Death penalty is quite common all over the world, not only in the US → we would expect that it would be lower as time goes by, but actually it stays the same. It's quite hard to get out of Islamic law, because you cannot get it outside of the religious book that rules that system.
Most citizens in US don't agree with this type of penalty. Why doesn't it change? ECONOMY→ that sentence saves money. But, actually, Amnistia Internacional says it's more expensive than prison for live, in the stage prior to the death → it's the court that's more expensive, but this money goes to the privileged pockets, so they don't want to eliminate it.
Also, 1 in each 25 prisoners killed are innocent. The general trend is going towards less executions, because DNA evidence started → since we got the DNA prove many sentences were removed, but lost of those people were already dead. The issue is that Death Penalty is Irreversible, if later on you find that the accused is innocent, you cannot bring him back to live.
Who gets sentenced? People that cannot afford a lawyer → a state assigned lawyer is not a good lawyer.
Is really biased, because is usually black, Hispanic and poor people the ones that get executed. Until 2005 it was allowed to kill a juvenile (under 18); and since 2002 is not allowed to apply dead penalty to people with mental disabilities.
A "governatoria moratoria" is a law that exists on the book but is not applied anymore.
So, can Death Penalty exist at the same time of Human Rights, that say live is a right? Technically no, it would be an "eye for an eye", which is not appropriate.
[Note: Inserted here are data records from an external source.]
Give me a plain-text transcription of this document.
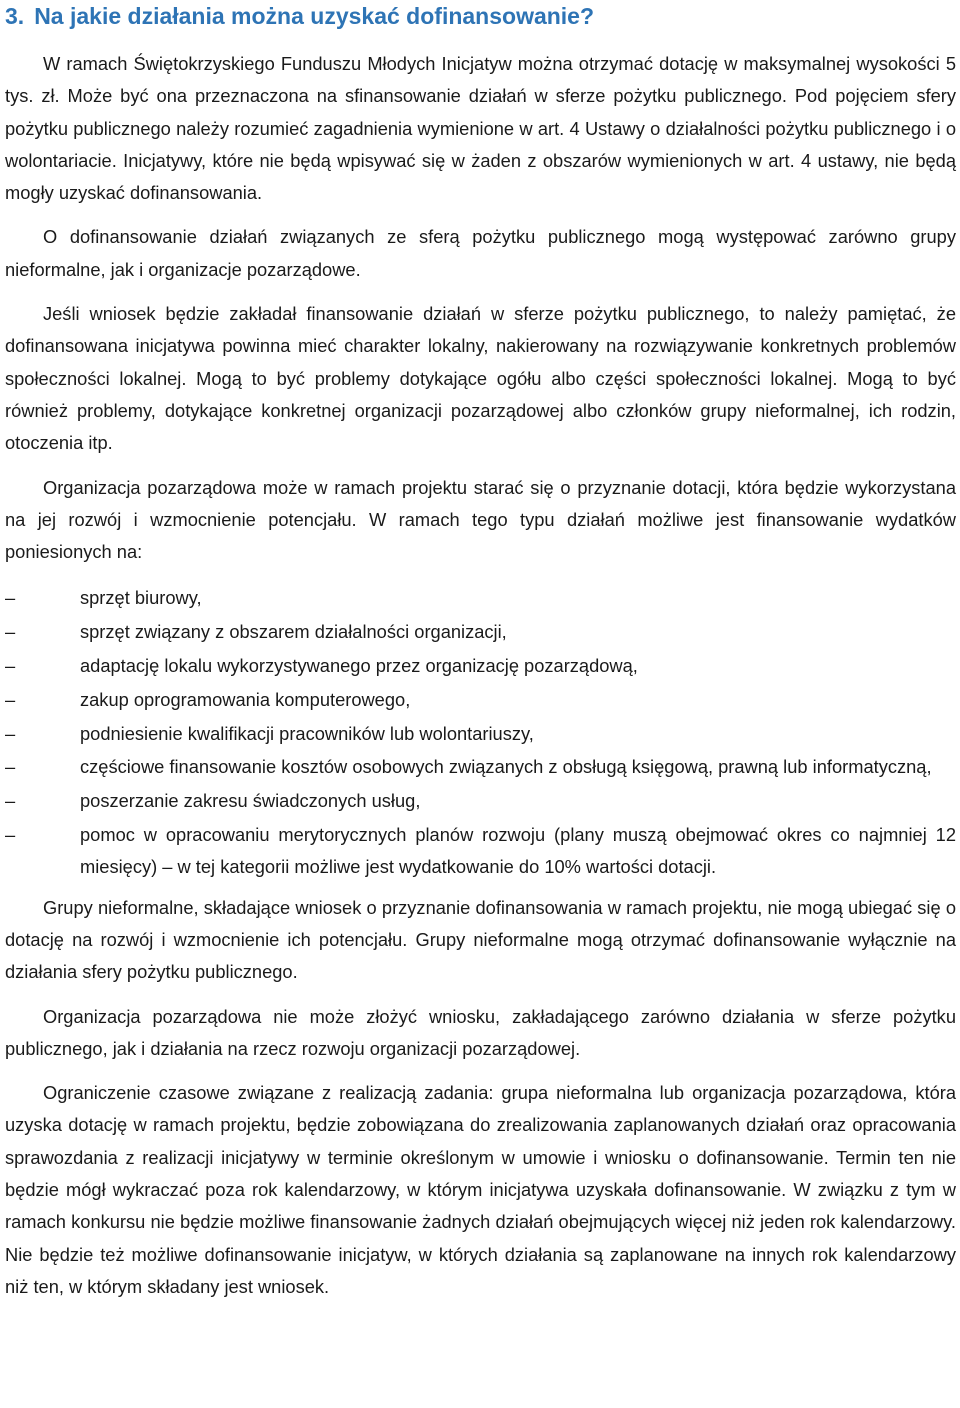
3. Na jakie działania można uzyskać dofinansowanie?

W ramach Świętokrzyskiego Funduszu Młodych Inicjatyw można otrzymać dotację w maksymalnej wysokości 5 tys. zł. Może być ona przeznaczona na sfinansowanie działań w sferze pożytku publicznego. Pod pojęciem sfery pożytku publicznego należy rozumieć zagadnienia wymienione w art. 4 Ustawy o działalności pożytku publicznego i o wolontariacie. Inicjatywy, które nie będą wpisywać się w żaden z obszarów wymienionych w art. 4 ustawy, nie będą mogły uzyskać dofinansowania.

O dofinansowanie działań związanych ze sferą pożytku publicznego mogą występować zarówno grupy nieformalne, jak i organizacje pozarządowe.

Jeśli wniosek będzie zakładał finansowanie działań w sferze pożytku publicznego, to należy pamiętać, że dofinansowana inicjatywa powinna mieć charakter lokalny, nakierowany na rozwiązywanie konkretnych problemów społeczności lokalnej. Mogą to być problemy dotykające ogółu albo części społeczności lokalnej. Mogą to być również problemy, dotykające konkretnej organizacji pozarządowej albo członków grupy nieformalnej, ich rodzin, otoczenia itp.

Organizacja pozarządowa może w ramach projektu starać się o przyznanie dotacji, która będzie wykorzystana na jej rozwój i wzmocnienie potencjału. W ramach tego typu działań możliwe jest finansowanie wydatków poniesionych na:

–	sprzęt biurowy,
–	sprzęt związany z obszarem działalności organizacji,
–	adaptację lokalu wykorzystywanego przez organizację pozarządową,
–	zakup oprogramowania komputerowego,
–	podniesienie kwalifikacji pracowników lub wolontariuszy,
–	częściowe finansowanie kosztów osobowych związanych z obsługą księgową, prawną lub informatyczną,
–	poszerzanie zakresu świadczonych usług,
–	pomoc w opracowaniu merytorycznych planów rozwoju (plany muszą obejmować okres co najmniej 12 miesięcy) – w tej kategorii możliwe jest wydatkowanie do 10% wartości dotacji.

Grupy nieformalne, składające wniosek o przyznanie dofinansowania w ramach projektu, nie mogą ubiegać się o dotację na rozwój i wzmocnienie ich potencjału. Grupy nieformalne mogą otrzymać dofinansowanie wyłącznie na działania sfery pożytku publicznego.

Organizacja pozarządowa nie może złożyć wniosku, zakładającego zarówno działania w sferze pożytku publicznego, jak i działania na rzecz rozwoju organizacji pozarządowej.

Ograniczenie czasowe związane z realizacją zadania: grupa nieformalna lub organizacja pozarządowa, która uzyska dotację w ramach projektu, będzie zobowiązana do zrealizowania zaplanowanych działań oraz opracowania sprawozdania z realizacji inicjatywy w terminie określonym w umowie i wniosku o dofinansowanie. Termin ten nie będzie mógł wykraczać poza rok kalendarzowy, w którym inicjatywa uzyskała dofinansowanie. W związku z tym w ramach konkursu nie będzie możliwe finansowanie żadnych działań obejmujących więcej niż jeden rok kalendarzowy. Nie będzie też możliwe dofinansowanie inicjatyw, w których działania są zaplanowane na innych rok kalendarzowy niż ten, w którym składany jest wniosek.
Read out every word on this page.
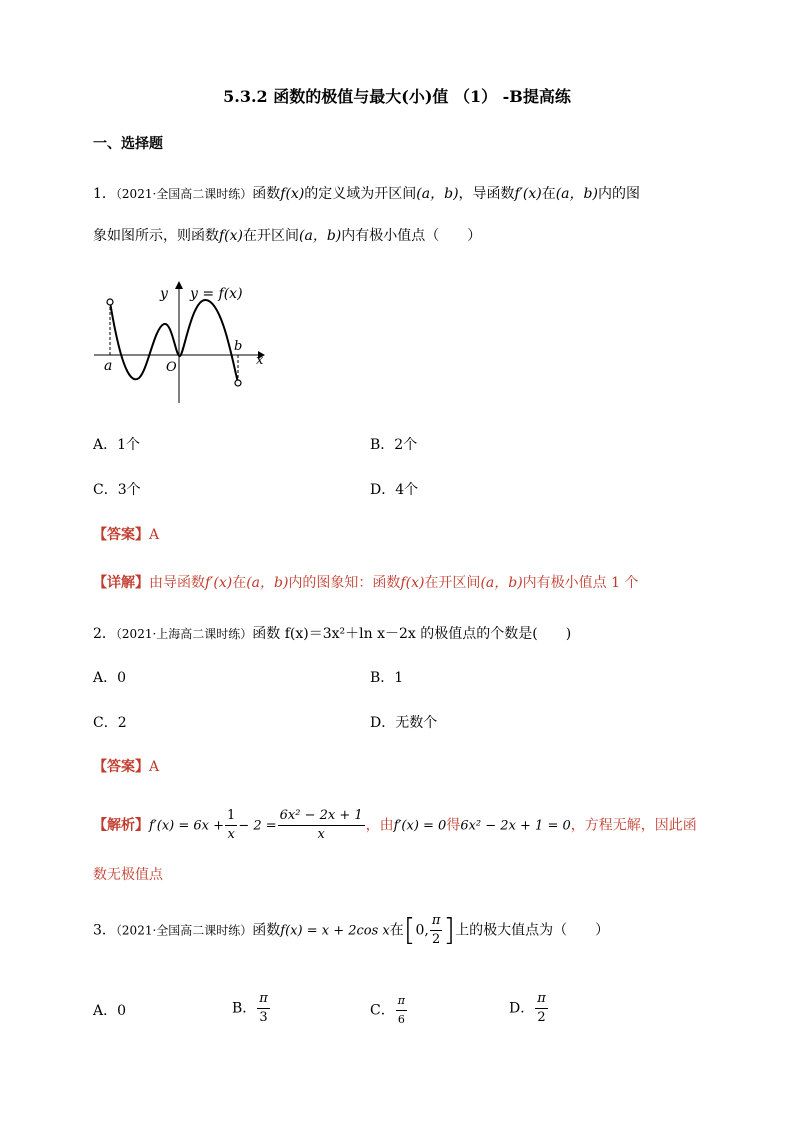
5.3.2 函数的极值与最大(小)值 （1） -B提高练
一、选择题
1．（2021·全国高二课时练）函数f(x)的定义域为开区间(a，b)，导函数f′(x)在(a，b)内的图
象如图所示，则函数f(x)在开区间(a，b)内有极小值点（　　）
y y = f(x)
x
a
b
O
A．1个	B．2个
C．3个	D．4个
【答案】A
【详解】由导函数f′(x)在(a，b)内的图象知：函数f(x)在开区间(a，b)内有极小值点 1 个
2．（2021·上海高二课时练）函数 f(x)＝3x²＋ln x－2x 的极值点的个数是(　　)
A．0	B．1
C．2	D．无数个
【答案】A
【解析】$f'(x) = 6x + \frac{1}{x} - 2 = \frac{\text{6x² − 2x + 1}}{x}$ ，由f′(x) = 0得6x² − 2x + 1 = 0，方程无解，因此函
数无极值点
3．（2021·全国高二课时练）函数f(x) = x + 2cos x在[0, $\frac{\pi}{2}$ ]上的极大值点为（　　）
A．0	B． $\frac{\pi}{3}$	C． $\frac{\pi}{6}$	D． $\frac{\pi}{2}$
In North Carolina, is easier to get a Death Sentence if the victim is white → it's a poor state, people cannot afford a lawyer. Death penalty is more applied when the victim is white than when it's a victim of another race. →It's a problem HOW DEATH PENALTY IS IMPOSED In southern USA there are more death penalties. People usually wait for decades for their death penalty to be applied. The waiting line is extremely long.
How many of convicted individuals are found to be innocent at the end? 1/25 → They were found innocent thanks to DNA test. Why isn't it bigger? 1. They don't have sufficient representation. 2. There are a lot of persons that are already dead.
Arbitrary use of death penalty: blacks, Hispanics, poor. The use of death penalty is inconsistent: what is enough to kill someone? Mainly the facts are murder, rape, terrorism (you get to federal court for terrorism, and there, god help you darling), repetition of a crime with severe violence Costs are high, and deterrence is quite low. Crucifixion has a higher deterrence than lethal injection, because everyone can see it.